Saneamento básico escolar: Reconhecimento dos Direitos Humanos da Rapariga

Carmen Isabel Mubai[1]

Resumo:

A proposta deste trabalho é discutir o saneamento básico escolar a luz das contribuições da teoria do reconhecimento desenvolvidas por Axel Honneth na dimensão do reconhecimento do direito. E, para o entendimento do saneamento básico escolar como um direito humano da rapariga em Moçambique, relacionamos a teoria com dados de alguns estudos realizados em Moçambique. Este trabalho fundamenta-se na metodologia qualitativa, com predomínio sobre a revisão bibliográfica e entrevistas exploratórias e esta estruturado em: contexto histórico de saneamento em Moçambique; saneamento como direito humano e relação do saneamento básico escolar como um direito e o reconhecimento na dimensão de direito em Honneth.

Palavras-chave: Saneamento Básico Escolar; Reconhecimento em Honneth; Direitos Humanos da Rapariga; Moçambique

Introdução

De acordo com a UNICEF (2016), as mulheres e raparigas são particularmente afectadas pelo acesso inadequado à água e saneamento. Além de ter um impacto prejudicial na sua saúde, o acesso inadequado à Água, Saneamento e Higiene pelas raparigas ameaça a sua segurança, bem-estar, educação, contribui para a perda de dignidade e para a ameaça de agressão sexual devido à inexistência de casas de banho, tanto em períodos de emergência como de estabilidade.

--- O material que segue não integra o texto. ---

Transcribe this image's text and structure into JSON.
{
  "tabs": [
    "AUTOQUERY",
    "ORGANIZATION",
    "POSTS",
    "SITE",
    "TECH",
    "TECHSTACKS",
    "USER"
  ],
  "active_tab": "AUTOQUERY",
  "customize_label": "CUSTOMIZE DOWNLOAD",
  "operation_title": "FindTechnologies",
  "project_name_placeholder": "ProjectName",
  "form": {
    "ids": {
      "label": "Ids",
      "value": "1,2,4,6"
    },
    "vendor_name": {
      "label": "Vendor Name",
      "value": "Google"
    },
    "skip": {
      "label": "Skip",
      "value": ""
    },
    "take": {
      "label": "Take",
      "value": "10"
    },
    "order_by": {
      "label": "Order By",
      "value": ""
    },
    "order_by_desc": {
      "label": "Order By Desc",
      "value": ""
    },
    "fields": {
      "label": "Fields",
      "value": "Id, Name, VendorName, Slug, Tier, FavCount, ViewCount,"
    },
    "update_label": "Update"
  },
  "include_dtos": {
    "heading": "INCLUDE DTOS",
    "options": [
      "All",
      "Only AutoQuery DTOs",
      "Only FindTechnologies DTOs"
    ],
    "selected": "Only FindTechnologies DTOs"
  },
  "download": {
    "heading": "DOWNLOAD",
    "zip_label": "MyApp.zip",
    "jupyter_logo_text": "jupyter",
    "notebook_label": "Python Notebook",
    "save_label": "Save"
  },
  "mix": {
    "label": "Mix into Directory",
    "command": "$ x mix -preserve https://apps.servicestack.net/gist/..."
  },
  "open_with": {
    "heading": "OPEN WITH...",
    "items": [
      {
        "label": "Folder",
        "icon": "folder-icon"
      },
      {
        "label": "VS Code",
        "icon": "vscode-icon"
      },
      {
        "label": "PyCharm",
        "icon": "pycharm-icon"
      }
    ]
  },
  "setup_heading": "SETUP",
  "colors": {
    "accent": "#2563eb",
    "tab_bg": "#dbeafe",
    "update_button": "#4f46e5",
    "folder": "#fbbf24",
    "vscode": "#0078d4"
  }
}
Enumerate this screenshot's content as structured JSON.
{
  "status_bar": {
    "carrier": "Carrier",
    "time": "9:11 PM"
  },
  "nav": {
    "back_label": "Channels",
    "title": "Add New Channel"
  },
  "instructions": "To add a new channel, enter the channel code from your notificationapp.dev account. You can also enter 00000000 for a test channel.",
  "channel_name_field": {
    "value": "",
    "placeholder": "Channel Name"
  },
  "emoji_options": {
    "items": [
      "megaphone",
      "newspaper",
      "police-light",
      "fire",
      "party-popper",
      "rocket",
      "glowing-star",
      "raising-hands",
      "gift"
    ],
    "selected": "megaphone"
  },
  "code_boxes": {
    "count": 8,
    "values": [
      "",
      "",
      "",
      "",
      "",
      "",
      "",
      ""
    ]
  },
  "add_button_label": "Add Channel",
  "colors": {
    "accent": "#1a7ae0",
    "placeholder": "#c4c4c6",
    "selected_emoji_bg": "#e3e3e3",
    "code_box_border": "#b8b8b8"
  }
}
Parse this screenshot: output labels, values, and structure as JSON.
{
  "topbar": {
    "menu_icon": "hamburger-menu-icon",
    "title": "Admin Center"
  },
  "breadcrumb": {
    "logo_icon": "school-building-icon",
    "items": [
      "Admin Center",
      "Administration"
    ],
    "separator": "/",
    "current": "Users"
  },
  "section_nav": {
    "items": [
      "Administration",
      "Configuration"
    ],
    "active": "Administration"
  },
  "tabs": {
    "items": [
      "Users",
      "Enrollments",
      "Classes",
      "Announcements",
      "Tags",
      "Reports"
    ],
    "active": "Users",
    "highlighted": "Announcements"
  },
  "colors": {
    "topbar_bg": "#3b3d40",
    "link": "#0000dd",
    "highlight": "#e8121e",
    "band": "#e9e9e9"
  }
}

Dentre várias barreiras para a permanência da rapariga na escola, o saneamento básico tem se revelado como um destes factores. Deste modo, ele pode ser considerado como um “ instrumento para a concretização de diversos direitos fundamentais” (Ribeiro, 2015:239) porque a falta de saneamento básico pode ser considerada como uma das formas de injustiça social pelas condições sanitárias nas quais uma pessoa vive podem expandir ou privar suas liberdades. E o “saneamento básico constitui tanto uma privação em si mesmo como é criador de outras “ (Oliveira, 2014:4).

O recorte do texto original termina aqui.